На самом деле он прочитал что-то об этом в статье одного африканского писателя о немецкой литературе: дескать, если отнять у людей типа Грюнбайна и Вальзера всю их напыщенность и иностранные слова, а взамен дать им разумную структуру предложения, то, может быть, те немецкие литературные критики, чьи мозги еще не окончательно заплыли жиром от канапе с лососиной и белого вина, увидят, какой китч и интеллектуальный хлам выдается за настоящую литературу. Ни про какого Грюнбайна концепт-менеджер никогда не слышал, но в другом месте упоминался Грасс в таком же невыгодном контексте. Статью ему принесла одна дама вместе с идеей сделать из нее рекламу. Цитата, а потом: «Не тратьте время на поиски в справочнике — читайте сразу в издательстве „Гизелле“». Разумеется, совершенно неприемлемое предложение.

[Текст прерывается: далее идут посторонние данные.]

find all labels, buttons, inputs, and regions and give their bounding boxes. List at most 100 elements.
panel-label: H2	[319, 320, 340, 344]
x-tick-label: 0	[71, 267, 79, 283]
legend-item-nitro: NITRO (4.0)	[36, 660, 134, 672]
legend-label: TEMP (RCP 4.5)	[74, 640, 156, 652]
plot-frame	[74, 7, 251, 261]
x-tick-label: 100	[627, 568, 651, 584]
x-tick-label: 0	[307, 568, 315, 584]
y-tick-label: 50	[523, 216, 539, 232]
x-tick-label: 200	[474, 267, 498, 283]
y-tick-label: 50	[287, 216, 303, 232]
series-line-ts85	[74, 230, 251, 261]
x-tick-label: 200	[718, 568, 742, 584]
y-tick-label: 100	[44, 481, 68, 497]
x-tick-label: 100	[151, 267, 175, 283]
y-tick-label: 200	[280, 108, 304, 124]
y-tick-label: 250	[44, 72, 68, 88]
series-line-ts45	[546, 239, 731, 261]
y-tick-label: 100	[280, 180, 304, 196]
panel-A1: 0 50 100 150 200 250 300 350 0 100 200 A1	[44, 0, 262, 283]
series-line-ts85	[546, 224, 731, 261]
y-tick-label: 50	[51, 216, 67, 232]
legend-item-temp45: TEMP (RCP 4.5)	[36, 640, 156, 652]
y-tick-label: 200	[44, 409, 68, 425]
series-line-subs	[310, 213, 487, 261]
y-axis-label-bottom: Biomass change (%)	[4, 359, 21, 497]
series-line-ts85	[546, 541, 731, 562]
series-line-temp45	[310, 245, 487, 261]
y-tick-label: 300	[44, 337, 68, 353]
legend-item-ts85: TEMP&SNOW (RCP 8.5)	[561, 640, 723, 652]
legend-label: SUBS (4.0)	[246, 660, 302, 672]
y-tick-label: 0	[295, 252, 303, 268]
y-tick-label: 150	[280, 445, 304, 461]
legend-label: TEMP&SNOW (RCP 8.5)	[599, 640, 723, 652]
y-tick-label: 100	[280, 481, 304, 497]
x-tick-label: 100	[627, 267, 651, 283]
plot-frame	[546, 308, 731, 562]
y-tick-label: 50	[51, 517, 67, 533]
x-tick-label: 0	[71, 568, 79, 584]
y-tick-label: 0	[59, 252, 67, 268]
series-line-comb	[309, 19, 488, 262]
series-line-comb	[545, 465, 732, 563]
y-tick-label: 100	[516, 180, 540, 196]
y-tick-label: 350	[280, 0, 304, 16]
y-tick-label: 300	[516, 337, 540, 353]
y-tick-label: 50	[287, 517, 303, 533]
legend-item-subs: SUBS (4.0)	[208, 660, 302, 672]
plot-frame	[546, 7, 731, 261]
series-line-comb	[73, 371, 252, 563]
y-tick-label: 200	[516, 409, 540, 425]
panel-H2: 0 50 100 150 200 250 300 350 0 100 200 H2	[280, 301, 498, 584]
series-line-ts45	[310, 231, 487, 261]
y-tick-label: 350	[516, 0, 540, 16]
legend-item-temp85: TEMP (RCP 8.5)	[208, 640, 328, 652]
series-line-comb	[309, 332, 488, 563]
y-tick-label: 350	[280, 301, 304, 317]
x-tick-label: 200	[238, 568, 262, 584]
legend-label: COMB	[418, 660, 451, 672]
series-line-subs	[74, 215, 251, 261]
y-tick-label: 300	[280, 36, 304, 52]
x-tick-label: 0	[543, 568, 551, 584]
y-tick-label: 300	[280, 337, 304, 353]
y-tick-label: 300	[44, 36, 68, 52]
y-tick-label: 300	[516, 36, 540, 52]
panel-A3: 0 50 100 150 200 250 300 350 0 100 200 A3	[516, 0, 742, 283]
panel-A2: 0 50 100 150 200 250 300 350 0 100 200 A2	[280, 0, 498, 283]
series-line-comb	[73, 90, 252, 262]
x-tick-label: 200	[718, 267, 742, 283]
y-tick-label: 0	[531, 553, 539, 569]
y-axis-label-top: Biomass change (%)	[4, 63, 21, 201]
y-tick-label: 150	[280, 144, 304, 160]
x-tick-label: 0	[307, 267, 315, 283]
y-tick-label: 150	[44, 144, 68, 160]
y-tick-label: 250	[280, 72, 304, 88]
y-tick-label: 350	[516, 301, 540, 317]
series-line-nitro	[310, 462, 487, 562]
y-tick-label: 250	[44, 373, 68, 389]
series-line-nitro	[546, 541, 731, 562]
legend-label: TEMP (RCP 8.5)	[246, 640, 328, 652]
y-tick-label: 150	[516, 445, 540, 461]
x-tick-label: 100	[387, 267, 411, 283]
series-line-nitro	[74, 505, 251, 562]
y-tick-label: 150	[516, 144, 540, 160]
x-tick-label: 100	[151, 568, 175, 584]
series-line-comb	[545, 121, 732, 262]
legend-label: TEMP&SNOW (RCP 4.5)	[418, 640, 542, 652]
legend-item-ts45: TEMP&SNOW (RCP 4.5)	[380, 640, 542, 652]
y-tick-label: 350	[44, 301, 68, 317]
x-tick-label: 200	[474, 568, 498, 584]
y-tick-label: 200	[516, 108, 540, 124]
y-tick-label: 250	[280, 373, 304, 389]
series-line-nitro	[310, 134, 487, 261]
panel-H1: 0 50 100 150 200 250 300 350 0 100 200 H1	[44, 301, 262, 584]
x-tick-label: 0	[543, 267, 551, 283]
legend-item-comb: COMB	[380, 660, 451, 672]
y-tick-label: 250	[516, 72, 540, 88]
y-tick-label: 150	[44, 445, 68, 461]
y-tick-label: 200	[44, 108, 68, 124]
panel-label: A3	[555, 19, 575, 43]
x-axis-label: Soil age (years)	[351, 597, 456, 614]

— …А почему бы тебе не написать эту новую, совершенно другую книгу под своим настоящим именем и не отдать нам Огайо?

— Я уже сказал, это — мой псевдоним. И несколько романов про черного полковника, да и про Снека из Алабамы не так уж плохи, и, кто знает, может, из-за новой книги их перечтут еще раз, и повнимательнее. Во всяком случае, это все — мое творчество.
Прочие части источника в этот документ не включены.